Thanks for this explanation. I understand now the function of the code.
The only thing I don’t understand is why do we need two identical columns? And why does the code changes the order of the rows? Which order do this follow?
Does identical columns mean product_id and id_products in the merged table? I think it depends on case by case whether it is necessary. If the column names are different, it can be better to keep both. If you think you don’t need it, you can drop it later.
The values in the product_id column of the left table are ordered 3, 2, 1, 4 except for duplicates. It seems that they are organized in this order.
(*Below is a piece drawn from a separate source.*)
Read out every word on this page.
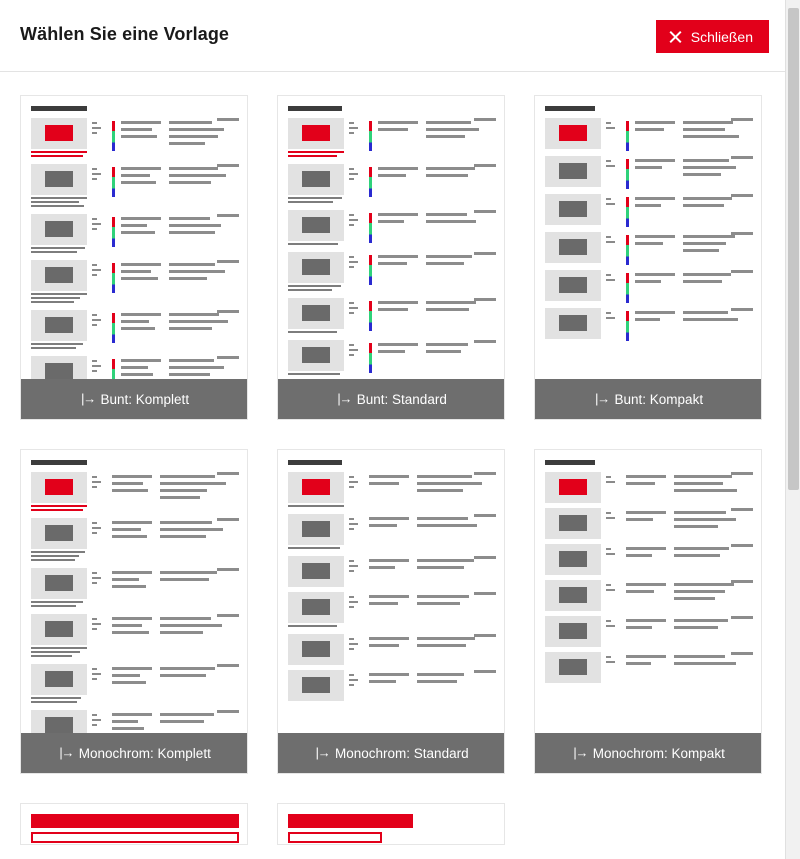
Wählen Sie eine Vorlage	Schließen
|→ Bunt: Komplett	|→ Bunt: Standard	|→ Bunt: Kompakt
|→ Monochrom: Komplett	|→ Monochrom: Standard	|→ Monochrom: Kompakt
Thanks for your answer. My second question was about which rule the method follows to reordering the rows. I guess I was thinking about a dataFrame where order of rows matters. Maybe a date ordered dataFrame. But I think this is a very specific question. If you know something about it or have a source you can share eventually, I’d be grateful.
If you’re talking about merges themselves then it can be a bit complex, in some circumstances you can maintain them and in others they’re somewhat forgotten (is the join on one or more indices?). Check the docs for some of the options pandas.DataFrame.merge — pandas 1.3.4 documentation
I haven’t followed the source code in detail, so I don’t know the exact rules. I’ve just guessed from the merged results. Checking the product_id column in the left table from the top, first process the rows whose product_id is 3, then process the rows whose product_id is 2, … and so on.
As @tgrtim mentioned, we have some options to control ordering. For example, if we set sort=True, the result is sorted in lexicographic order with respect to product_id.
orders_products = pd.merge(..., sort=True)
If you want to sort by a column which order matters, such as timestamp, you can use .sort_values().
I find it very unattractive to have two columns id_orders and id_products while the other columns end with id. Specifying a prefix on merge is not possible, is it?
Was curious about this and looked into it. Doesn’t appear to be an option within the Pandas merge method.
You can always modify the name afterwards or use add_prefix. It’s mainly to deal with the situation when your final table would otherwise end up with identical column names after the merge and the suffix is there to differentiate them in those situations. You can always process it further later down the stream.